Per un mese avevo pagato a mia suocera uno “stipendio”, e poi le avevo presentato il conto per la zuppa e l’affitto.
In cucina calò un silenzio tale che sentivo ticchettare l’orologio in corridoio.
— Che cifre sono queste? — la voce perse le note vellutate e autoritarie. — Affitto dello spazio abitativo… quindicimila?
— Sotto il prezzo di mercato, Larisa Pavlovna, — spiegai tranquilla, bevendo un sorso d’acqua. — Un monolocale nel nostro quartiere costa trenta. Una stanza in un appartamento ristrutturato, minimo diciotto. Ho fatto uno sconto per un parente.
Lei espirò rumorosamente e continuò a leggere. Il dito con manicure perfetta si fermò sulla riga successiva.
— Vitto… dodicimila? Mi fai pagare il cibo? A tua madre?!
— Nel tuo carrello ci sono prodotti di qualità, mamma, — intervenne all’improvviso Oleg. Si avvicinò e lesse sopra la spalla di sua madre. Vidi un angolo della sua bocca tremare.
— Pesce, formaggi, quel caffè. In un bar spenderesti di più. Qui è tutto in base agli scontrini: Lena ha allegato le copie alla seconda pagina.
Larisa Pavlovna proseguì e macchie rosse d’indignazione le salirono sul collo.
— Utenze, internet, usura degli elettrodomestici… servizio lavanderia e pulizie… Lena, mi hai conteggiato il lavaggio delle mie camicette?!
— Sei stata tu a dire che ogni lavoro va pagato, — allargai le mani senza cambiare posa. — Io carico la lavatrice, stendo, stiro. È il mio tempo. La mia risorsa. In lavanderia costerebbe tre volte tanto. Io ho calcolato la tariffa minima.
Sapevo che ora arrivava il pezzo migliore. L’ultima riga. Il totale.
— Totale… — Larisa Pavlovna si inceppò. — Totale da pagare da parte mia… ventottomila rubli?!
Lanciò il foglio sul tavolo. Scivolò sulla superficie liscia e si fermò accanto alla mia tazza.
— Questo è cinismo! — urlò alzandosi. La sedia stridette sulle piastrelle. — Ho badato a mio nipote! Ho dato le mie energie! E voi… voi mi presentate il conto per un piatto di zuppa e un angolo in casa? Oleg, lo permetti?
Oleg tacque. Guardò sua madre a lungo: negli occhi aveva la stanchezza di tutti quegli anni in cui lo avevano “amato” solo a condizioni.
— Mamma, — disse piano. — Sei stata tu a proporre questo formato. Hai detto: “Nessuno deve nulla a nessuno gratis”. Lena ha solo fatto tornare i conti.
— Ma come vi… — Larisa Pavlovna respirava in fretta, come se in quella stanza piena di numeri e fatti le mancasse l’aria. — Me ne vado subito! Non metterò più piede qui!

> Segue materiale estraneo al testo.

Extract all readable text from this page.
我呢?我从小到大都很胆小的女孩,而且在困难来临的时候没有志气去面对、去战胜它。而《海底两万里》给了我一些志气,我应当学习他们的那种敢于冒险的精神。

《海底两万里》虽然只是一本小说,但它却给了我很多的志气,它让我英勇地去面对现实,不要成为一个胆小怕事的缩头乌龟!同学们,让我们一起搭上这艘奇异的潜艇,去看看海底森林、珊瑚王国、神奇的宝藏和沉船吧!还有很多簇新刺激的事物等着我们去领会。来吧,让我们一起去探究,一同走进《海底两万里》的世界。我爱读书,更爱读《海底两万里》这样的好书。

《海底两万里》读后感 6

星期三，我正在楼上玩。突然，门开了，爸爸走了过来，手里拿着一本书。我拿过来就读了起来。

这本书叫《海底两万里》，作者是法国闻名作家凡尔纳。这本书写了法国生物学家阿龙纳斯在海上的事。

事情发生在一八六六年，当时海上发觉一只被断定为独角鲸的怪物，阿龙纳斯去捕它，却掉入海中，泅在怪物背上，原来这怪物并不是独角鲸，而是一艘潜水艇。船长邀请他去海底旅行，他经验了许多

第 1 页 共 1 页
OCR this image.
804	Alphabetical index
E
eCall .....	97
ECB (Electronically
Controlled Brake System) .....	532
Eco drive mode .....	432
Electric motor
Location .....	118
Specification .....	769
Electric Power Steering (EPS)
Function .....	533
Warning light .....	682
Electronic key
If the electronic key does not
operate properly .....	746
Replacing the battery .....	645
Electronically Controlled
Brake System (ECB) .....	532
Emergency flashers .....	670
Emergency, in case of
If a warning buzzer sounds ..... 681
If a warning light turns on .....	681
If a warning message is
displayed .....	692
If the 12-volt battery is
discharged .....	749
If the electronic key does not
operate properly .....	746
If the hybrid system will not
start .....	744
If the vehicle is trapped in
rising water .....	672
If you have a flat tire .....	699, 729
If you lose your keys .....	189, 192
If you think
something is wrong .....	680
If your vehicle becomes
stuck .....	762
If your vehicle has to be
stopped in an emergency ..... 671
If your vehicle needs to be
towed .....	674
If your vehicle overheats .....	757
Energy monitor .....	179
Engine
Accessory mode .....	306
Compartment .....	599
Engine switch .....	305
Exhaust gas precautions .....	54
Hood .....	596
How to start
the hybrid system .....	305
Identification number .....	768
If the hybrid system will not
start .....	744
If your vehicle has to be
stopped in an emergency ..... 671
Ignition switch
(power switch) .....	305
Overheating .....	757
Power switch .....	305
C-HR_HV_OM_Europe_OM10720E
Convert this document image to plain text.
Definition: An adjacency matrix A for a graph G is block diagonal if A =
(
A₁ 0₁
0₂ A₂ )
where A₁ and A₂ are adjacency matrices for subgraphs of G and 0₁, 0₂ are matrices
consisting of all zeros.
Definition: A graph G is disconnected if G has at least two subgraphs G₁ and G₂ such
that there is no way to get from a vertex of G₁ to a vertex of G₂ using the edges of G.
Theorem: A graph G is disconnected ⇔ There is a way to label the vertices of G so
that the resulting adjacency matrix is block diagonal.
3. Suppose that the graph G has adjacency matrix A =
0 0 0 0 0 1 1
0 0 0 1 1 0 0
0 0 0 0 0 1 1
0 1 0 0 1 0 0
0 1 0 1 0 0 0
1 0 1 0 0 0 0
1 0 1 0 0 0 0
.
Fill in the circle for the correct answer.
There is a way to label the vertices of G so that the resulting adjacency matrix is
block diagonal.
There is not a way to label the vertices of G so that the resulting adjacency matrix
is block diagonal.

— Come vuoi, — annuii. — Puoi anche non fare il bonifico. Consideriamo questa somma un regalo d’addio. Siamo persone civili.
## Silenzio al costo di produzione
I preparativi durarono esattamente un’ora. Niente lunghi saluti. Solo il suono della zip della valigia e il ticchettio dei tacchi. La ristrutturazione del suo appartamento, a quanto pare, si poteva benissimo finire… standoci dentro di persona.
Quando la porta si richiuse alle spalle di mia suocera, in casa arrivò un silenzio sonoro e benedetto. Non quello teso che era rimasto appeso nell’aria per tutto l’ultimo mese, ma un silenzio leggero, trasparente.
Io e Oleg restammo seduti in cucina. Lui rigirava tra le mani una tazza vuota.
— Sei stata dura con lei, — disse, ma nella voce non c’era rimprovero. Piuttosto, stupore.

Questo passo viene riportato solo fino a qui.